Gençler hariç, -bu yaş kategorisinin durumu özeldir, onlar zaten eşitlik ve özgürlüğü herkes için talep ediyorlar ve çıkar gruplarına dâhil olmuyorlar,- çoğunluk, demokrasinin son derece kurallı bir yönetim biçimi olduğunun ayırdında değildir. Demokrasi onlar için bir yönetim biçimi olmaktan ziyade bir araç olarak algılanır. Bu araç olma durumu salt AKP’de değildir. Bir bakıma CHP’de de durum böyledir.
 
Nihayetinde, Türkiye’de demokrasi bir araç olarak benimsenmiştir; İktidarı ele geçirmenin ve elde tutmanın aracıdır. Fiili durum böyledir.
Siyasetçi her demokrasiden söz ettiğinde anlamalıyız ki başımıza bir çorap örülüyor. Toplum için iyi şeyler yapacaklar ya, yetki istiyorlar! Yetkiyi aldıktan sonra da mazeretler demokrasisi devreye girer. Demokrasi her yerde… Yurtta demokrasi, yerelde demokrasi, parti içinde demokrasi, sivil toplum örgütlerinde demokrasi, meslek odalarında demokrasi… Hatta kamusal alan yetmez, evde özel yaşamda bile demokrasi ararız. Tam olarak ne aradığımızı bilemesek de, onun demokrasi olduğuna kanaat getirip aramaya koyuluruz. Siyasetçi bu durumun farkında olan adam veya kadındır. Onlar da hiç tereddüt etmeden, topluma o aradığı şeyi vaat eder.
 
Fransız İhtilali’nin en kalıcı etkisi, o gün bu gündür, kapitalistlerin halkları hesaba katmadan toplumları yönetemez duruma gelmeleridir. Demokrasi, biraz da bu durumun gereği olarak halka yönelmiştir. Ne var ki burjuvazi, son yüzyılda, parlamenter (demokrasi) kapitalizmi peydahlayıp alınmış hakları budamıştır. Demokrasi halklara elan bir şeyler vaat etmeyi sürdürüyor olmakla birlikte, halkların pek bir şey elde etmişliği yoktur.
 
Günümüzde, yerel, katılımcı, çoğulcu, sosyalist halk demokrasilerinden de söz ediliyor; kuşkusuz, halkların yüzünü güldürecek demokratik yönetim biçimleridir; lakin ne geçmişte ne halde böyle demokratik yönetimlerin inşası mümkün olmadı, olmayacak. Dünya henüz hazır değil.

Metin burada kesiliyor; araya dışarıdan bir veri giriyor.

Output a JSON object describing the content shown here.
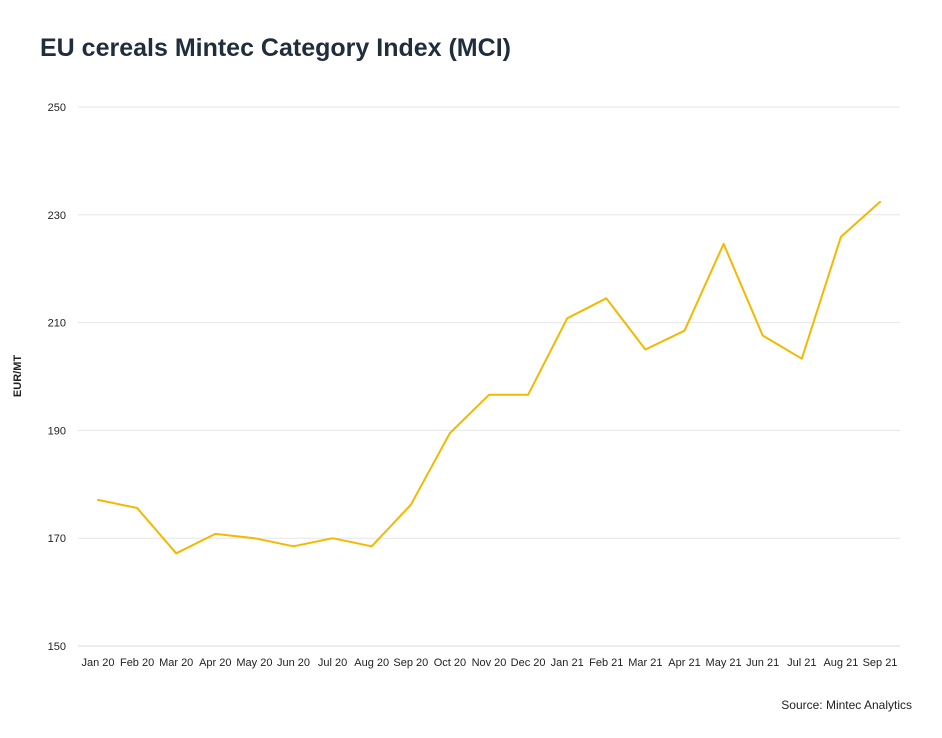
{
  "chart_data": {
    "type": "line",
    "title": "EU cereals Mintec Category Index (MCI)",
    "xlabel": "",
    "ylabel": "EUR/MT",
    "source": "Source: Mintec Analytics",
    "ylim": [
      150,
      250
    ],
    "yticks": [
      150,
      170,
      190,
      210,
      230,
      250
    ],
    "grid": true,
    "categories": [
      "Jan 20",
      "Feb 20",
      "Mar 20",
      "Apr 20",
      "May 20",
      "Jun 20",
      "Jul 20",
      "Aug 20",
      "Sep 20",
      "Oct 20",
      "Nov 20",
      "Dec 20",
      "Jan 21",
      "Feb 21",
      "Mar 21",
      "Apr 21",
      "May 21",
      "Jun 21",
      "Jul 21",
      "Aug 21",
      "Sep 21"
    ],
    "series": [
      {
        "color": "#F5B800",
        "values": [
          177.1,
          175.6,
          167.2,
          170.8,
          170.0,
          168.5,
          170.0,
          168.5,
          176.2,
          189.5,
          196.6,
          196.6,
          210.8,
          214.5,
          205.0,
          208.5,
          224.6,
          207.6,
          203.3,
          225.9,
          232.4
        ]
      }
    ]
  }
}
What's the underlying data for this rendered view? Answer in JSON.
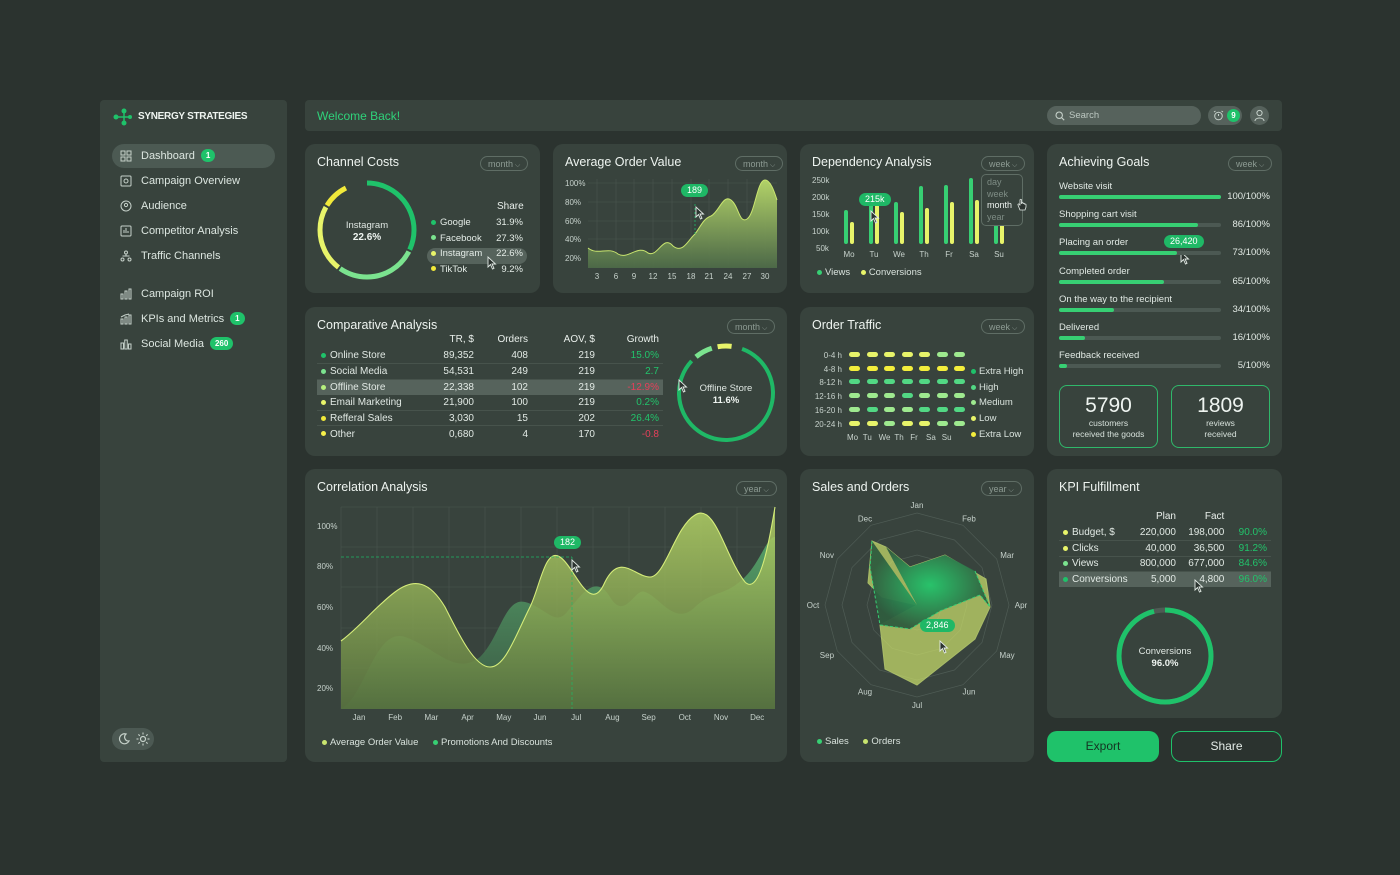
{
  "brand": {
    "name": "SYNERGY STRATEGIES",
    "accent": "#1fc26a"
  },
  "header": {
    "welcome": "Welcome Back!",
    "search_placeholder": "Search",
    "notifications": "9"
  },
  "sidebar": {
    "items": [
      {
        "label": "Dashboard",
        "icon": "dashboard-icon",
        "badge": "1",
        "active": true
      },
      {
        "label": "Campaign Overview",
        "icon": "campaign-icon"
      },
      {
        "label": "Audience",
        "icon": "audience-icon"
      },
      {
        "label": "Competitor Analysis",
        "icon": "competitor-icon"
      },
      {
        "label": "Traffic Channels",
        "icon": "traffic-icon"
      },
      {
        "label": "Campaign ROI",
        "icon": "roi-icon"
      },
      {
        "label": "KPIs and Metrics",
        "icon": "kpi-icon",
        "badge": "1"
      },
      {
        "label": "Social Media",
        "icon": "social-icon",
        "badge": "260"
      }
    ]
  },
  "channel_costs": {
    "title": "Channel Costs",
    "period": "month",
    "center_label": "Instagram",
    "center_value": "22.6%",
    "share_header": "Share",
    "rows": [
      {
        "name": "Google",
        "value": "31.9%",
        "color": "#1fc26a"
      },
      {
        "name": "Facebook",
        "value": "27.3%",
        "color": "#7be38f"
      },
      {
        "name": "Instagram",
        "value": "22.6%",
        "color": "#e8f46a"
      },
      {
        "name": "TikTok",
        "value": "9.2%",
        "color": "#f1e93a"
      }
    ]
  },
  "avg_order": {
    "title": "Average Order Value",
    "period": "month",
    "tooltip": "189",
    "y_ticks": [
      "100%",
      "80%",
      "60%",
      "40%",
      "20%"
    ],
    "x_ticks": [
      "3",
      "6",
      "9",
      "12",
      "15",
      "18",
      "21",
      "24",
      "27",
      "30"
    ]
  },
  "dependency": {
    "title": "Dependency Analysis",
    "period": "week",
    "tooltip": "215k",
    "dropdown": [
      "day",
      "week",
      "month",
      "year"
    ],
    "dropdown_selected": "month",
    "y_ticks": [
      "250k",
      "200k",
      "150k",
      "100k",
      "50k"
    ],
    "days": [
      "Mo",
      "Tu",
      "We",
      "Th",
      "Fr",
      "Sa",
      "Su"
    ],
    "legend": [
      "Views",
      "Conversions"
    ]
  },
  "goals": {
    "title": "Achieving Goals",
    "period": "week",
    "tooltip": "26,420",
    "items": [
      {
        "label": "Website visit",
        "value": "100/100%",
        "pct": 100
      },
      {
        "label": "Shopping cart visit",
        "value": "86/100%",
        "pct": 86
      },
      {
        "label": "Placing an order",
        "value": "73/100%",
        "pct": 73
      },
      {
        "label": "Completed order",
        "value": "65/100%",
        "pct": 65
      },
      {
        "label": "On the way to the recipient",
        "value": "34/100%",
        "pct": 34
      },
      {
        "label": "Delivered",
        "value": "16/100%",
        "pct": 16
      },
      {
        "label": "Feedback received",
        "value": "5/100%",
        "pct": 5
      }
    ],
    "stat1": {
      "value": "5790",
      "line1": "customers",
      "line2": "received the goods"
    },
    "stat2": {
      "value": "1809",
      "line1": "reviews",
      "line2": "received"
    }
  },
  "comparative": {
    "title": "Comparative Analysis",
    "period": "month",
    "headers": [
      "TR, $",
      "Orders",
      "AOV, $",
      "Growth"
    ],
    "rows": [
      {
        "name": "Online Store",
        "tr": "89,352",
        "orders": "408",
        "aov": "219",
        "growth": "15.0%",
        "neg": false,
        "color": "#1fc26a"
      },
      {
        "name": "Social Media",
        "tr": "54,531",
        "orders": "249",
        "aov": "219",
        "growth": "2.7",
        "neg": false,
        "color": "#7be38f"
      },
      {
        "name": "Offline Store",
        "tr": "22,338",
        "orders": "102",
        "aov": "219",
        "growth": "-12.9%",
        "neg": true,
        "color": "#b6ef7e"
      },
      {
        "name": "Email Marketing",
        "tr": "21,900",
        "orders": "100",
        "aov": "219",
        "growth": "0.2%",
        "neg": false,
        "color": "#e8f46a"
      },
      {
        "name": "Refferal Sales",
        "tr": "3,030",
        "orders": "15",
        "aov": "202",
        "growth": "26.4%",
        "neg": false,
        "color": "#f1e93a"
      },
      {
        "name": "Other",
        "tr": "0,680",
        "orders": "4",
        "aov": "170",
        "growth": "-0.8",
        "neg": true,
        "color": "#f6f04a"
      }
    ],
    "donut_label": "Offline Store",
    "donut_value": "11.6%"
  },
  "order_traffic": {
    "title": "Order Traffic",
    "period": "week",
    "rows": [
      "0-4 h",
      "4-8 h",
      "8-12 h",
      "12-16 h",
      "16-20 h",
      "20-24 h"
    ],
    "days": [
      "Mo",
      "Tu",
      "We",
      "Th",
      "Fr",
      "Sa",
      "Su"
    ],
    "legend": [
      {
        "label": "Extra High",
        "color": "#1fc26a"
      },
      {
        "label": "High",
        "color": "#52d884"
      },
      {
        "label": "Medium",
        "color": "#9ee98f"
      },
      {
        "label": "Low",
        "color": "#e8f46a"
      },
      {
        "label": "Extra Low",
        "color": "#f3ee3c"
      }
    ]
  },
  "correlation": {
    "title": "Correlation Analysis",
    "period": "year",
    "tooltip": "182",
    "y_ticks": [
      "100%",
      "80%",
      "60%",
      "40%",
      "20%"
    ],
    "months": [
      "Jan",
      "Feb",
      "Mar",
      "Apr",
      "May",
      "Jun",
      "Jul",
      "Aug",
      "Sep",
      "Oct",
      "Nov",
      "Dec"
    ],
    "legend": [
      "Average Order Value",
      "Promotions And Discounts"
    ]
  },
  "sales_orders": {
    "title": "Sales and Orders",
    "period": "year",
    "tooltip": "2,846",
    "months": [
      "Jan",
      "Feb",
      "Mar",
      "Apr",
      "May",
      "Jun",
      "Jul",
      "Aug",
      "Sep",
      "Oct",
      "Nov",
      "Dec"
    ],
    "legend": [
      "Sales",
      "Orders"
    ]
  },
  "kpi": {
    "title": "KPI Fulfillment",
    "headers": [
      "Plan",
      "Fact"
    ],
    "rows": [
      {
        "name": "Budget, $",
        "plan": "220,000",
        "fact": "198,000",
        "pct": "90.0%",
        "color": "#e8f46a"
      },
      {
        "name": "Clicks",
        "plan": "40,000",
        "fact": "36,500",
        "pct": "91.2%",
        "color": "#e8f46a"
      },
      {
        "name": "Views",
        "plan": "800,000",
        "fact": "677,000",
        "pct": "84.6%",
        "color": "#7be38f"
      },
      {
        "name": "Conversions",
        "plan": "5,000",
        "fact": "4,800",
        "pct": "96.0%",
        "color": "#1fc26a"
      }
    ],
    "donut_label": "Conversions",
    "donut_value": "96.0%"
  },
  "actions": {
    "export": "Export",
    "share": "Share"
  }
}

Siz, siz olun, her iki lafın başında “demokrasi” diyenlerden uzak durun. Niyetleri fena halde bozuk.
Aslında demokrasi kültürüne hiç de aşina olmayan siyasetçilerin demokrasi dediği, tam olarak, serbestidir. “Tutmayın beni, vekil olacağım, başkan olacağım, açın önümü!” dese ayıp olacak; bu yüzden, duruma göre, vatan ve millet aşkıyla veya demokrasi aşkıyla talip olur göreve…
Gerçek şu ki, o demokrasi, ben bildim bileli, gelmekte olan fakat ne geldiği ne gittiği pek belli olmayan bir şeydir. Varla yok arası bir durum. Kimine göre demokrasi var… Kimine göre demokrasi yok… Kimine göre ise demokrasi var ama yeterli değil… Rivayet muhtelif…
 
Geçen yüzyılda, demokrasi, parlamenter kapitalizmin yönetim biçimiydi. Küreselleşme bağlamında postmodern açılımın getirdiği kimlik siyaseti bu yapıyı işlemez duruma soktu. Şimdi yeni arayışlar var. Bu arayışların merkezinde, yerelleşme ve demokrasi başlığı altında yapılan tartışmalar yer alıyor.
Yerelde özerklik ve demokrasi, yerel muktedirlere yeni iktidar alanları ve devletçikler mi sunuyor, yoksa toplumun daha etkili temsilini ve yerel ölçekte üretimden daha çok pay almasını mı sağlıyor?
Önümüzdeki günlerde bu meseleyi uzun uzun tartışacağız.